I don't think the iPhone is a good reference point here as it was indeed, as you state, a ground breaking product that did not have direct competition at launch. Probably better examples would be the iPod and the Apple Watch which were in no way the first to market for what they did, like the AVP.
So why did both those products become so ubiquitous and blow away all competition? Well with the iPod it was a combination of compelling industrial design, decent and usable software (certainly relative to their competitors) great marketing and relentless iteration to hone the product to suit the required user cases of the market.
The watch was a harder sell in many ways as it was initially totally dependant on the phone which many people had gotten into the habit of using to find out the time anyway - and telling the time was basically the most essential purpose of the watch. Even the marketing was not right at the beginning as they struggled to find an angle for it, pitching it as a high-fashion accessory before in time settling it on being a fitness orientated thing. But still there was compelling industrial design, decent and usable software (relative to competitors) and relentless iteration to hone the product.
So transpose this to the AVP. The industrial design is not right yet as it's too heavy but we know there will be relentless iteration that will improve the wearability of it - the ultimate aim is a glasses product after all. There's good software and distinct experiences that sets it aside from other AR/VR products and I have no doubt marketing will find the best position to take to best sell its worth to consumers.
The one thing that does separate the AVP from the watch and the iPod is of course price, but we can be sure there will be cheaper versions to come and gradually as they iterate, make the product more wearable for longer periods, provide more content and other reasons to use it and make it more affordable and thus more mass market, so we might eventually see what the ultimate end goal looks like.

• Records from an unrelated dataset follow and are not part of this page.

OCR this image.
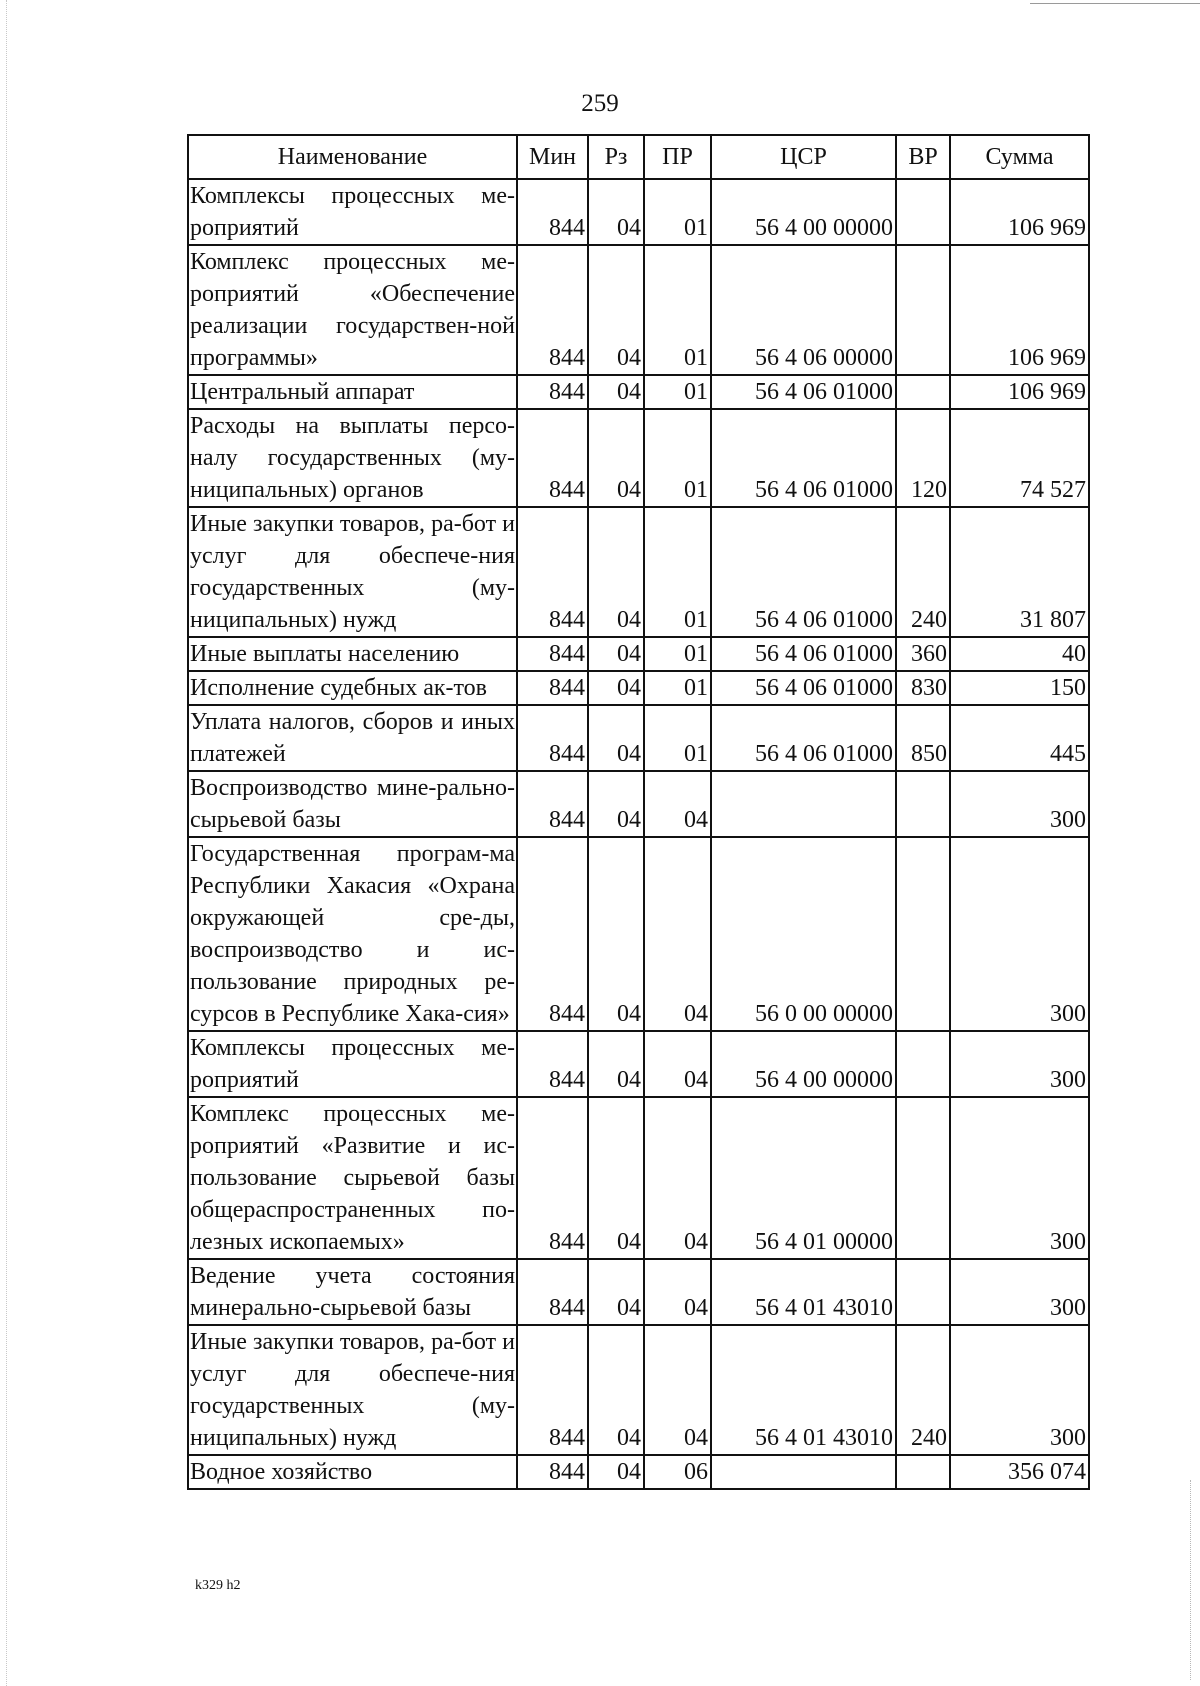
259
Наименование	Мин	Рз	ПР	ЦСР	ВР	Сумма
Комплексы процессных ме-роприятий	844	04	01	56 4 00 00000		106 969
Комплекс процессных ме-роприятий «Обеспечение реализации государствен-ной программы»	844	04	01	56 4 06 00000		106 969
Центральный аппарат	844	04	01	56 4 06 01000		106 969
Расходы на выплаты персо-налу государственных (му-ниципальных) органов	844	04	01	56 4 06 01000	120	74 527
Иные закупки товаров, ра-бот и услуг для обеспече-ния государственных (му-ниципальных) нужд	844	04	01	56 4 06 01000	240	31 807
Иные выплаты населению	844	04	01	56 4 06 01000	360	40
Исполнение судебных ак-тов	844	04	01	56 4 06 01000	830	150
Уплата налогов, сборов и иных платежей	844	04	01	56 4 06 01000	850	445
Воспроизводство мине-рально-сырьевой базы	844	04	04			300
Государственная програм-ма Республики Хакасия «Охрана окружающей сре-ды, воспроизводство и ис-пользование природных ре-сурсов в Республике Хака-сия»	844	04	04	56 0 00 00000		300
Комплексы процессных ме-роприятий	844	04	04	56 4 00 00000		300
Комплекс процессных ме-роприятий «Развитие и ис-пользование сырьевой базы общераспространенных по-лезных ископаемых»	844	04	04	56 4 01 00000		300
Ведение учета состояния минерально-сырьевой базы	844	04	04	56 4 01 43010		300
Иные закупки товаров, ра-бот и услуг для обеспече-ния государственных (му-ниципальных) нужд	844	04	04	56 4 01 43010	240	300
Водное хозяйство	844	04	06			356 074
k329 h2
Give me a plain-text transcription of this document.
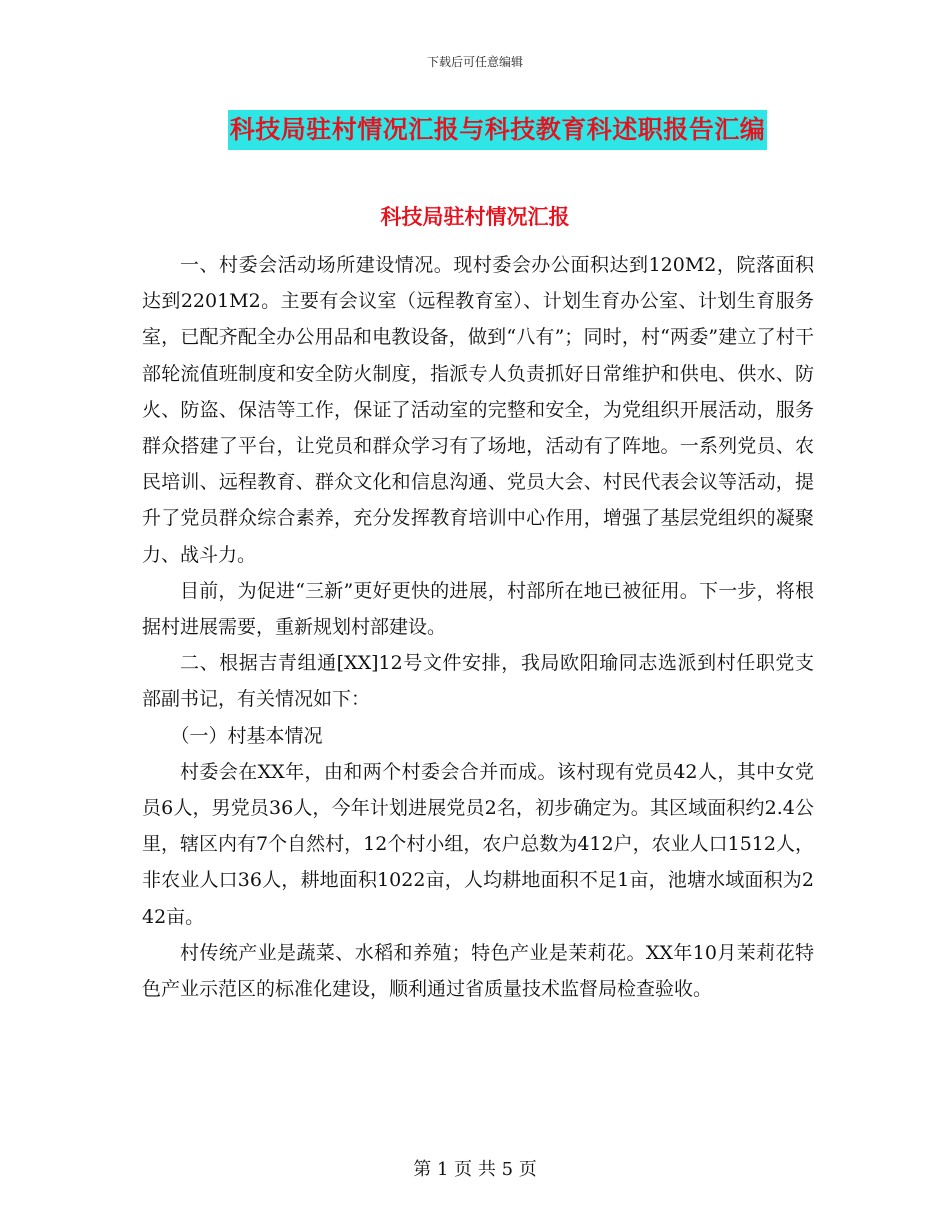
下载后可任意编辑
科技局驻村情况汇报与科技教育科述职报告汇编
科技局驻村情况汇报

一、村委会活动场所建设情况。现村委会办公面积达到120M2，院落面积达到2201M2。主要有会议室（远程教育室）、计划生育办公室、计划生育服务室，已配齐配全办公用品和电教设备，做到“八有”；同时，村“两委”建立了村干部轮流值班制度和安全防火制度，指派专人负责抓好日常维护和供电、供水、防火、防盗、保洁等工作，保证了活动室的完整和安全，为党组织开展活动，服务群众搭建了平台，让党员和群众学习有了场地，活动有了阵地。一系列党员、农民培训、远程教育、群众文化和信息沟通、党员大会、村民代表会议等活动，提升了党员群众综合素养，充分发挥教育培训中心作用，增强了基层党组织的凝聚力、战斗力。

目前，为促进“三新”更好更快的进展，村部所在地已被征用。下一步，将根据村进展需要，重新规划村部建设。

二、根据吉青组通[XX]12号文件安排，我局欧阳瑜同志选派到村任职党支部副书记，有关情况如下：

（一）村基本情况

村委会在XX年，由和两个村委会合并而成。该村现有党员42人，其中女党员6人，男党员36人，今年计划进展党员2名，初步确定为。其区域面积约2.4公里，辖区内有7个自然村，12个村小组，农户总数为412户，农业人口1512人，非农业人口36人，耕地面积1022亩，人均耕地面积不足1亩，池塘水域面积为242亩。

村传统产业是蔬菜、水稻和养殖；特色产业是茉莉花。XX年10月茉莉花特色产业示范区的标准化建设，顺利通过省质量技术监督局检查验收。

第 1 页 共 5 页
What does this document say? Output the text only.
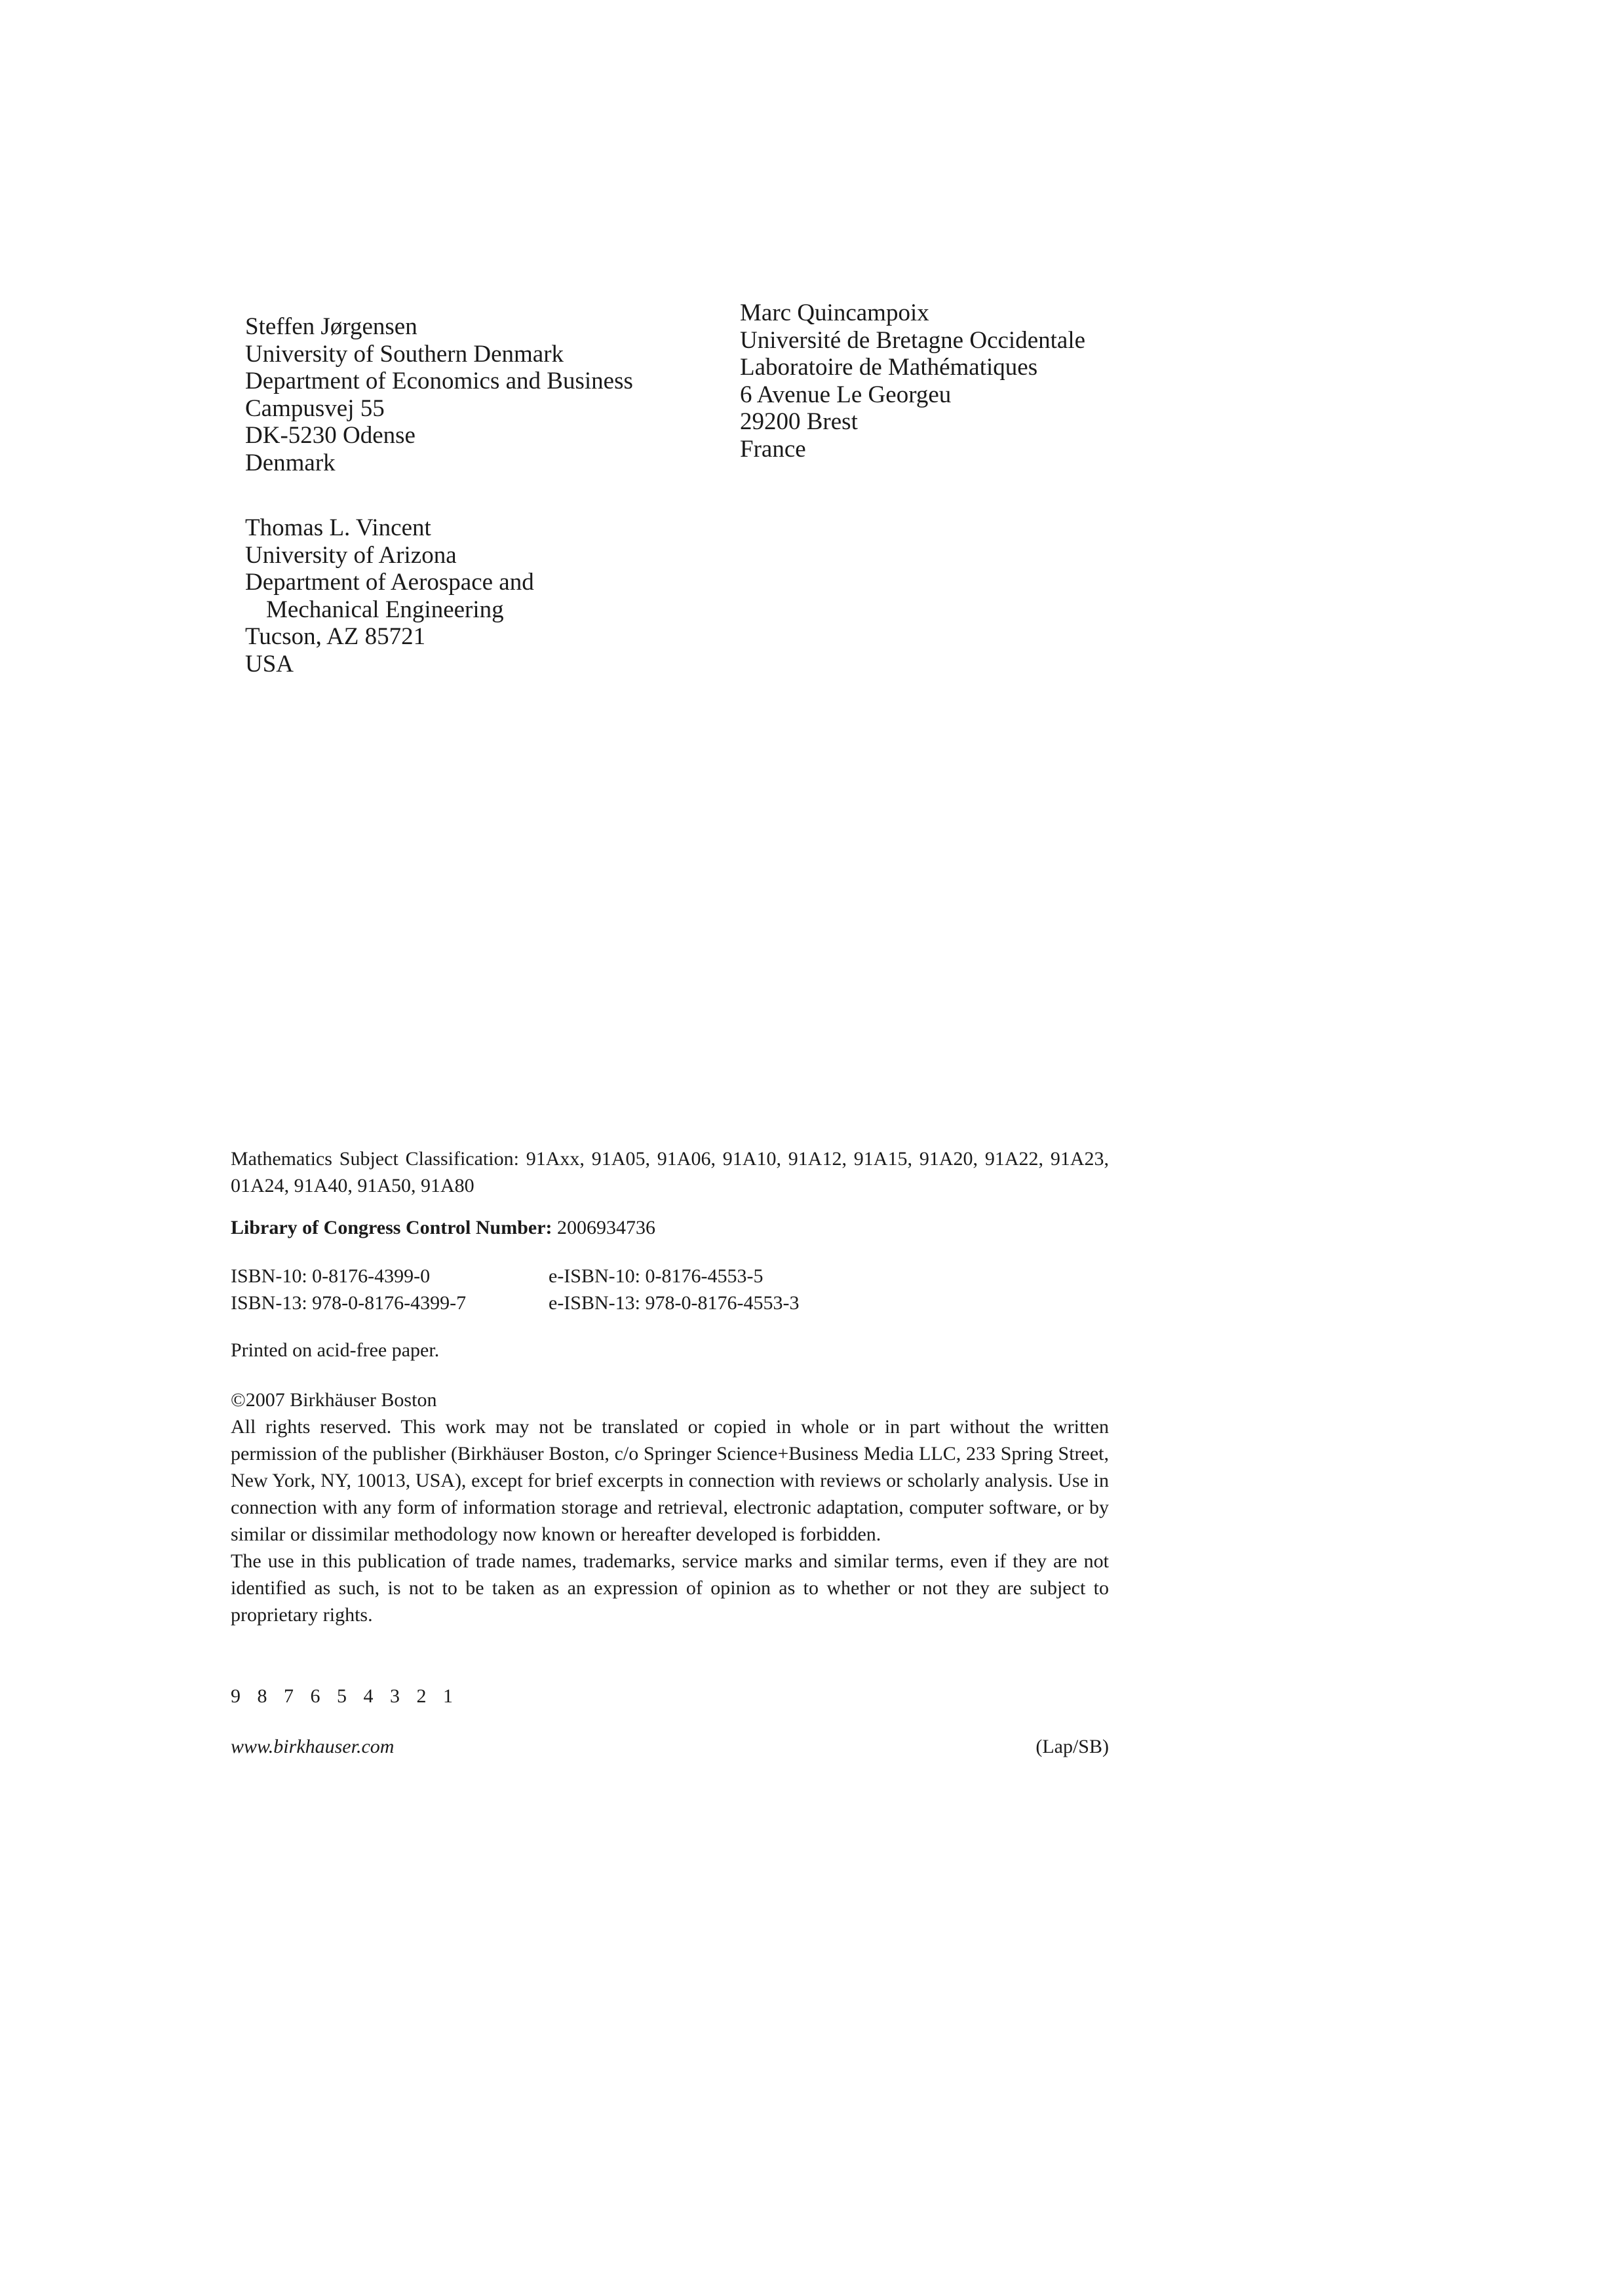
Steffen Jørgensen
University of Southern Denmark
Department of Economics and Business
Campusvej 55
DK-5230 Odense
Denmark
Marc Quincampoix
Université de Bretagne Occidentale
Laboratoire de Mathématiques
6 Avenue Le Georgeu
29200 Brest
France
Thomas L. Vincent
University of Arizona
Department of Aerospace and
Mechanical Engineering
Tucson, AZ 85721
USA
Mathematics Subject Classification: 91Axx, 91A05, 91A06, 91A10, 91A12, 91A15, 91A20, 91A22, 91A23, 01A24, 91A40, 91A50, 91A80
Library of Congress Control Number: 2006934736
ISBN-10: 0-8176-4399-0	e-ISBN-10: 0-8176-4553-5
ISBN-13: 978-0-8176-4399-7	e-ISBN-13: 978-0-8176-4553-3
Printed on acid-free paper.

©2007 Birkhäuser Boston

All rights reserved. This work may not be translated or copied in whole or in part without the written permission of the publisher (Birkhäuser Boston, c/o Springer Science+Business Media LLC, 233 Spring Street, New York, NY, 10013, USA), except for brief excerpts in connection with reviews or scholarly analysis. Use in connection with any form of information storage and retrieval, electronic adaptation, computer software, or by similar or dissimilar methodology now known or hereafter developed is forbidden.

The use in this publication of trade names, trademarks, service marks and similar terms, even if they are not identified as such, is not to be taken as an expression of opinion as to whether or not they are subject to proprietary rights.

9 8 7 6 5 4 3 2 1
www.birkhauser.com	(Lap/SB)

Now that end result might still be too compromised for some, or not serve a useful purpose for others, or might still be too expensive for many - if that comes to pass then sure, you can label the whole project a flop. But this is a long road to go down before we get to any sort of realistic point when someone can state whether it's a success or a failure. To call it a failure so after just 6 months of commercial availability is crass and does not even start to take into account the technologies developed for the AVP that will filter down into other Apple products - much as F1 benefits car manufacturers as a technical R&D medium as much as simply a competitive sport.